If grown organically, documentation experiences tend to be fragmented, inconsistent, and often don't clearly map to how users can use the documented product offering to solve their own technical problems. These issues make the documentation content more difficult to maintain and more difficult to add to in a self-consistent way.
Revamping the documentation experience with an eye towards improving the information architecture and thereby improving the maintainability and extensibility of the documentation content is the best solution to these issues.
At the highest level, moving documentation into its own separate and distinct product from the documented product is an integral initial step in this revamp process. During this migration, it is prudent to adapt the content to use the appropriate content template based on the documentation type and adjust the information architecture of the navigation to realign the documentation experience around solving user's business problems.
What should the infrastructure underlying the documentation experience be? How exactly should the documentation experience be architected?
Building the documentation experience as its own product has the greatest amount of engineering cost, but provides the most flexibility in what the resulting documentation experience can be. This option implies a separate maintenance burden for the documentation apart from the documented product. The resulting documentation product from this option could be released as a free and open source documentation framework that just so happens to have a particular instance that documents a given product. However, this follow-on action also has the implicit resource requirements of any free and open source project - namely maintenance and hosting costs.
Building off of a ready-made solution like TailwindUI's Syntax template would be a one-time payment of ~$799 USD in most cases, and would preclude a free and open source product offering being made from the built documentation experience. Alternatively, using a free and open source project like Docusaurus enables building the desired documentation experience within a no-cost framework.
Alternatively, documentation experiences can be built using an off-the-shelf SAAS documentation solution like readme.io. This option provides the lowest ongoing maintenance burden, but requires an ongoing payment obligation to the SAAS provider. This option allows documentation creators to focus their efforts on the content of the documentation experience instead of having a split focus on the content and the infrastructure. Using a documentation SAAS product also enables the easy collection of documentation specific metrics that can be used to drive internal decisions. These metrics may be available under the other options, but require an engineering effort to gather them. A "Business" license for ReadMe.io is typically around $399 USD/month.
When a user enters a documentation experience, they presumably are attempting to solve a problem. The documentation experience should expedite the search for a solution that features the documented product by aligning the entry into the documentation experience with common user business problems. In addition, the design of the documentation experience entry point should provide a quick overview of the available types of content and encourage visitors to explore of their own curiosity.
Within many pieces of documentation, there are listed steps of more than one separate and distinct way of using a product or feature.

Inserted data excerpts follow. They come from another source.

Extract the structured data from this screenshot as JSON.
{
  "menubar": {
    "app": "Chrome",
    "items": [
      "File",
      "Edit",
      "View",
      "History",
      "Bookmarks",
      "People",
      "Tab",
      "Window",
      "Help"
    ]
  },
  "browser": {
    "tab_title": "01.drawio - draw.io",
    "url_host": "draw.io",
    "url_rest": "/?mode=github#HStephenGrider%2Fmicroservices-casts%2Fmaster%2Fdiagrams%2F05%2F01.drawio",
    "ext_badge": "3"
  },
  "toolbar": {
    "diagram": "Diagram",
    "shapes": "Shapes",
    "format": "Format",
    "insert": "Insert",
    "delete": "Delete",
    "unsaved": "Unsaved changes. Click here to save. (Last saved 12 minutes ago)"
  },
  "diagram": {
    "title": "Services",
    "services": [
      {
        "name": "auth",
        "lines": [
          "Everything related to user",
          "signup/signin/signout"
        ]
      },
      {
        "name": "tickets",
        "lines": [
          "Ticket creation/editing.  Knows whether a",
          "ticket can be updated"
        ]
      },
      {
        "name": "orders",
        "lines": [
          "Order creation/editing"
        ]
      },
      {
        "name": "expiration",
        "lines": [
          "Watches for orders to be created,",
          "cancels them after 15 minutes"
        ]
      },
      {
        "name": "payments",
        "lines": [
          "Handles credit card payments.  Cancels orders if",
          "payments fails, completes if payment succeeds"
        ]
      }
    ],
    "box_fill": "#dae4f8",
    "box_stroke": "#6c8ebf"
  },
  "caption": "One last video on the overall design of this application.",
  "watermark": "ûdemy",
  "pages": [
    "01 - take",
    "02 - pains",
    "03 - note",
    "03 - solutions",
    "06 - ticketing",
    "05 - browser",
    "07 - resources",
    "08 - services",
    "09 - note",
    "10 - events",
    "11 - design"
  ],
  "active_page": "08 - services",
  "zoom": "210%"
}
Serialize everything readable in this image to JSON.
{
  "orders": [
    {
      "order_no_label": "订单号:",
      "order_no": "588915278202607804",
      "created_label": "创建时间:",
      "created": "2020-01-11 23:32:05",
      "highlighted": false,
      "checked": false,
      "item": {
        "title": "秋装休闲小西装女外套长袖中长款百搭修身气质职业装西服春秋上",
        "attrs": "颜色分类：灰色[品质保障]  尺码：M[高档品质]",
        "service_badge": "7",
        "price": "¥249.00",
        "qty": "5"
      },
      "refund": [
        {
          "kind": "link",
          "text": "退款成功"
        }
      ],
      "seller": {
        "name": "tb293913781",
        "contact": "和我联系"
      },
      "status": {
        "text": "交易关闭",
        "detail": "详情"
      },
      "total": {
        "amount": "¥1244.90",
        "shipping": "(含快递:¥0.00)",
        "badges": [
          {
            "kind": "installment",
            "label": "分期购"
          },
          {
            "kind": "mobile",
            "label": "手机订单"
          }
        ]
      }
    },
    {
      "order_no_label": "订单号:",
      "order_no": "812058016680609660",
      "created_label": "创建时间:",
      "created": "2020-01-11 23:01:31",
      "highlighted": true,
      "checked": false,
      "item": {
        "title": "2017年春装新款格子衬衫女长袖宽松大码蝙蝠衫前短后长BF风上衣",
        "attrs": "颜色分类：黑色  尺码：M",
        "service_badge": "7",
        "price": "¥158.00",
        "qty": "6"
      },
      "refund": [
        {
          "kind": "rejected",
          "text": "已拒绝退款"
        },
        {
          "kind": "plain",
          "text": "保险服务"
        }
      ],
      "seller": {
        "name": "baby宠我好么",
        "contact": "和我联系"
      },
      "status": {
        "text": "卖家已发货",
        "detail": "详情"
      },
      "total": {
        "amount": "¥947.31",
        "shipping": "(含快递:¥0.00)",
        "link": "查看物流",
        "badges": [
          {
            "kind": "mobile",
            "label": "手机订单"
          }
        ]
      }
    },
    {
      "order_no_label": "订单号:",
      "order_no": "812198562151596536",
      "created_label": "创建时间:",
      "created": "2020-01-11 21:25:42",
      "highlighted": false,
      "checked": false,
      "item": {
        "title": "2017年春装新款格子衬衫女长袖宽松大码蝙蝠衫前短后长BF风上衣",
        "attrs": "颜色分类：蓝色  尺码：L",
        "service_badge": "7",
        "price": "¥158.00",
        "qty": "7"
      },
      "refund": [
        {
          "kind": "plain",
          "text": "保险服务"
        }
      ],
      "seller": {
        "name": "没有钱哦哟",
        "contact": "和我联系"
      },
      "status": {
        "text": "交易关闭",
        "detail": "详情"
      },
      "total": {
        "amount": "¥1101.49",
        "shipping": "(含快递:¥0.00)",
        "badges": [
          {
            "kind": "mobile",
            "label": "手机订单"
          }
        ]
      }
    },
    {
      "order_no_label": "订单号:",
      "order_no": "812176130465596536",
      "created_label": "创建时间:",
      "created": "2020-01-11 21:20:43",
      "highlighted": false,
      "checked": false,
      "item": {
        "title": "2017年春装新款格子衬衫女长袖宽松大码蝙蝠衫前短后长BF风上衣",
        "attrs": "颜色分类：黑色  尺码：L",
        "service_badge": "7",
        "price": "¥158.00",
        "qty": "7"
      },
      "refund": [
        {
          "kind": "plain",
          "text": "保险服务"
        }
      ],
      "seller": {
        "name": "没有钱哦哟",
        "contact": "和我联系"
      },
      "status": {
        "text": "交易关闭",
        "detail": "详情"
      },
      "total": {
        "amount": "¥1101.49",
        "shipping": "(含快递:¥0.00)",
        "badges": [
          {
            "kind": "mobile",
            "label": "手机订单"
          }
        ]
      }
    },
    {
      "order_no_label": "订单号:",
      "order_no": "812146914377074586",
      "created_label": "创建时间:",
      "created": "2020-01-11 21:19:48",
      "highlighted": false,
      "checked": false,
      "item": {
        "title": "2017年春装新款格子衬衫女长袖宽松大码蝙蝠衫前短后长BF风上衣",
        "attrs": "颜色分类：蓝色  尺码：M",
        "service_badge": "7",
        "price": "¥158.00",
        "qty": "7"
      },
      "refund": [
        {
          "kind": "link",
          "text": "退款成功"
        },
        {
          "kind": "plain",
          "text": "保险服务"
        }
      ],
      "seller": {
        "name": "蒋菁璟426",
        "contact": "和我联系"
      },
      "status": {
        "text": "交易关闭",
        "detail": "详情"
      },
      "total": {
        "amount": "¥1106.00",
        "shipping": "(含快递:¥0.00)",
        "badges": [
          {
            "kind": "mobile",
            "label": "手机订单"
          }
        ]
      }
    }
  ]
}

When all the documentation content is organized vertically, it is difficult to visually identify where one set of steps ends and where another set begins. A tabbed interface provides a horizontal axis on which to visually separate distinct product/feature usage experiences.
It is also important that the internal structure of documentation content is consistent. For each type of documentation content, there should be a common base template with optional additional components. This helps ensure consistency and helps lessen the maintenance burden of the documentation content. Such templates also provide a way to scale a self-serve documentation creation model in which the documentation team acts more like an editorial agency or collaborator instead of as the primary author because example content and helpful hints can be placed within the templates.
The four general types of documentation content are quickstarts, procedural docs, conceptual docs, and reference docs. Quickstart documentation aims to help readers get up and running with the documented product quickly, and are usually framed in terms of solving a particular specific business problem. These business problems are usually identical to the main use cases of the documented product.
Procedural documentation is what is most often called "documentation". Procedural documentation is step-by-step guides that educate a user on how to use the documented product to solve a particular problem. These are distinct from quickstarts in that the goal of quickstarts is to quickly demonstrate the documented product's usefulness, while procedural documentation is more focused on the eventual outcome instead of execution speed.
Conceptual documentation is intended to explain the concepts and ideas behind the documented product, without specific implementation details. Conceptual documentation should describe how the documented product works, not how to use the product.
Finally, reference documentation seeks to explain which exact product actions have which exact effects. These types of documentation typically are an exhaustive listing and explanation of configuration options and product features.
Constructing a set of templates for each of these four types of documentation enables the documentation as a whole to remain self-consistent while having a distinct medium by which to achieve each documentation type's specific goal.